To: shasta23 who wrote (5347)11/12/1999 2:21:00 AM
From: E. Davies  Read Replies (3) | Respond to of 18137
 
I too feel the sting of a lot of missed opportunities lately. It has long been a problem that I get in to early and get out too early too. Cuts *way* down on the profits. As of today almost all of my long term positions are above the covered calls I sold against them. Any further runup I wont be participating in.

I wouldn't feel to bad about this one though. The Nasdaq is more frenzied and short term overbought than it has been in a very long time. There is no reason for it either, except that we survived the dreaded October without major crisis.

There is an art to letting winners ride. It takes just enough "irrational exhuberance" to choose to ignore common sense without losing control of your emotions. Here are the two rules I try to make myself stick to:

1) Watch the trendline. Buy at/below the trendline and sell when the stock breaks up out of it. I measure "overbought" by very simple criteria: % above the moving average.

2) Wait for the panic. Buy on a selling panic, sell on a buying panic. When people panic you know someday they will get over it. Its a good way to take advantage of the inefficiency of the market. Trends usually (always?) end in some form of a panic. Thats how you know its over.

Eric



To: shasta23 who wrote (5347)11/12/1999 8:09:00 AM
From: TraderAlan  Read Replies (1) | Respond to of 18137
 
Stafan,

I saw a big piece of this move coming through TA. NASDAQ gapped through channel resistance on high volume. I had been watching that same line on every hit and failure. This isn't a brag. Just paying attention to the information in front of my nose. Last year, I completely missed the bottom call on the panic day when CSCO was down a million points. But Chris Worden at TC2000, another "chart" guy called it exactly. The information was there.

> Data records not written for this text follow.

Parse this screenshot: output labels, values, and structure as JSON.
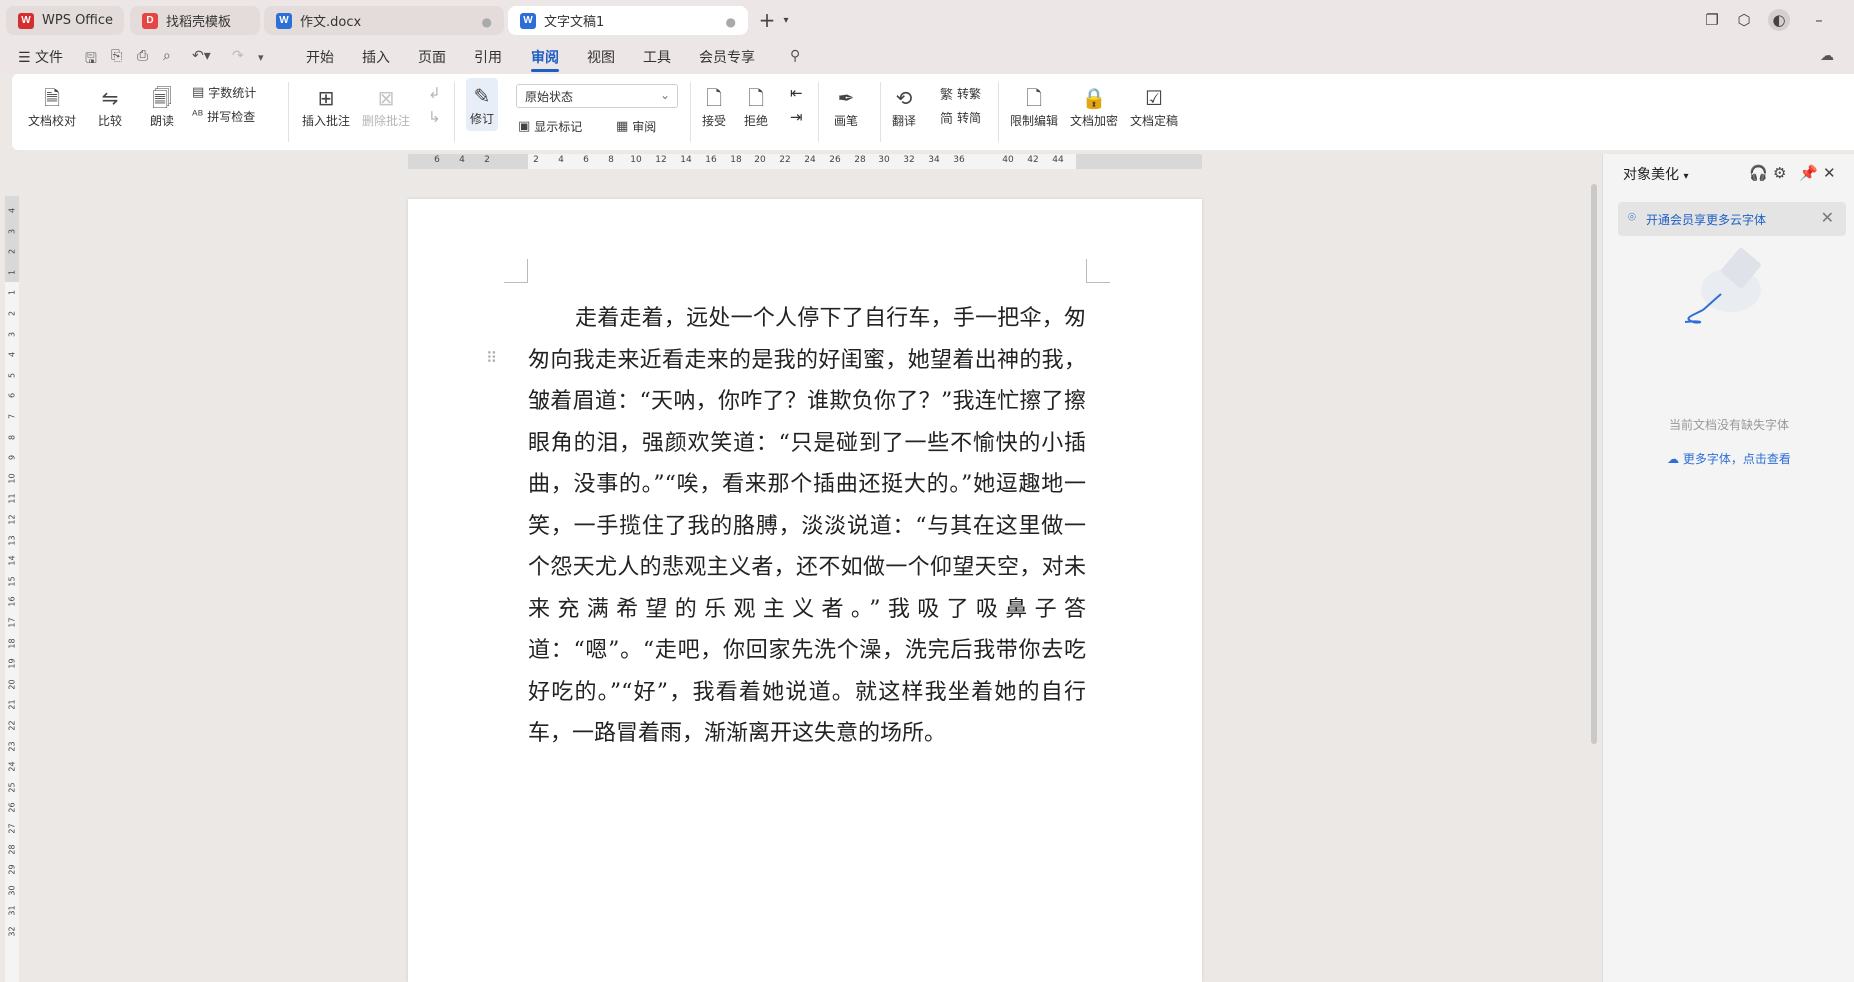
{
  "tabs": [
    {
      "label": "WPS Office",
      "icon": "wps-logo-icon",
      "icon_text": "W",
      "color": "#d42e2e"
    },
    {
      "label": "找稻壳模板",
      "icon": "docer-icon",
      "icon_text": "D",
      "color": "#e64545"
    },
    {
      "label": "作文.docx",
      "icon": "word-doc-icon",
      "icon_text": "W",
      "color": "#2e6fd6"
    },
    {
      "label": "文字文稿1",
      "icon": "word-doc-icon",
      "icon_text": "W",
      "color": "#2e6fd6"
    }
  ],
  "menu": {
    "file_label": "文件",
    "items": [
      "开始",
      "插入",
      "页面",
      "引用",
      "审阅",
      "视图",
      "工具",
      "会员专享"
    ],
    "active": "审阅"
  },
  "ribbon": {
    "proofread": "文档校对",
    "compare": "比较",
    "read_aloud": "朗读",
    "word_count": "字数统计",
    "spell_check": "拼写检查",
    "insert_comment": "插入批注",
    "delete_comment": "删除批注",
    "track_changes": "修订",
    "status_select": "原始状态",
    "show_markup": "显示标记",
    "review": "审阅",
    "accept": "接受",
    "reject": "拒绝",
    "pen": "画笔",
    "translate": "翻译",
    "to_traditional": "转繁",
    "to_simplified": "转简",
    "restrict_edit": "限制编辑",
    "encrypt": "文档加密",
    "finalize": "文档定稿"
  },
  "hruler_ticks": [
    "6",
    "4",
    "2",
    "2",
    "4",
    "6",
    "8",
    "10",
    "12",
    "14",
    "16",
    "18",
    "20",
    "22",
    "24",
    "26",
    "28",
    "30",
    "32",
    "34",
    "36",
    "40",
    "42",
    "44"
  ],
  "vruler_ticks": [
    "4",
    "3",
    "2",
    "1",
    "1",
    "2",
    "3",
    "4",
    "5",
    "6",
    "7",
    "8",
    "9",
    "10",
    "11",
    "12",
    "13",
    "14",
    "15",
    "16",
    "17",
    "18",
    "19",
    "20",
    "21",
    "22",
    "23",
    "24",
    "25",
    "26",
    "27",
    "28",
    "29",
    "30",
    "31",
    "32"
  ],
  "document": {
    "text": "走着走着，远处一个人停下了自行车，手一把伞，匆匆向我走来近看走来的是我的好闺蜜，她望着出神的我，皱着眉道：“天呐，你咋了？谁欺负你了？”我连忙擦了擦眼角的泪，强颜欢笑道：“只是碰到了一些不愉快的小插曲，没事的。”“唉，看来那个插曲还挺大的。”她逗趣地一笑，一手揽住了我的胳膊，淡淡说道：“与其在这里做一个怨天尤人的悲观主义者，还不如做一个仰望天空，对未来充满希望的乐观主义者。”我吸了吸鼻子答道：“嗯”。“走吧，你回家先洗个澡，洗完后我带你去吃好吃的。”“好”，我看着她说道。就这样我坐着她的自行车，一路冒着雨，渐渐离开这失意的场所。"
  },
  "side_panel": {
    "title": "对象美化",
    "promo": "开通会员享更多云字体",
    "empty_text": "当前文档没有缺失字体",
    "link": "更多字体，点击查看"
  }
}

One advantage is that I stay informed but don't have much of an opinion on the news. Also after doing this for many years, you develop a feel for the cycles within the market.

Then there is that ultimate advantage: as a daytrader, the only trend that's important is the one I'm trading that day. I own LU from 60 in the summer in the 401k. When it dropped to 55 a couple of weeks ago, I didn't know to buy more. Up 22 points since then.

The best way to smell change is follow and do TA on the indices. Use a site like decisionpoint.com to see market internals. And learn whose opinion to trust out there on the Net <g>.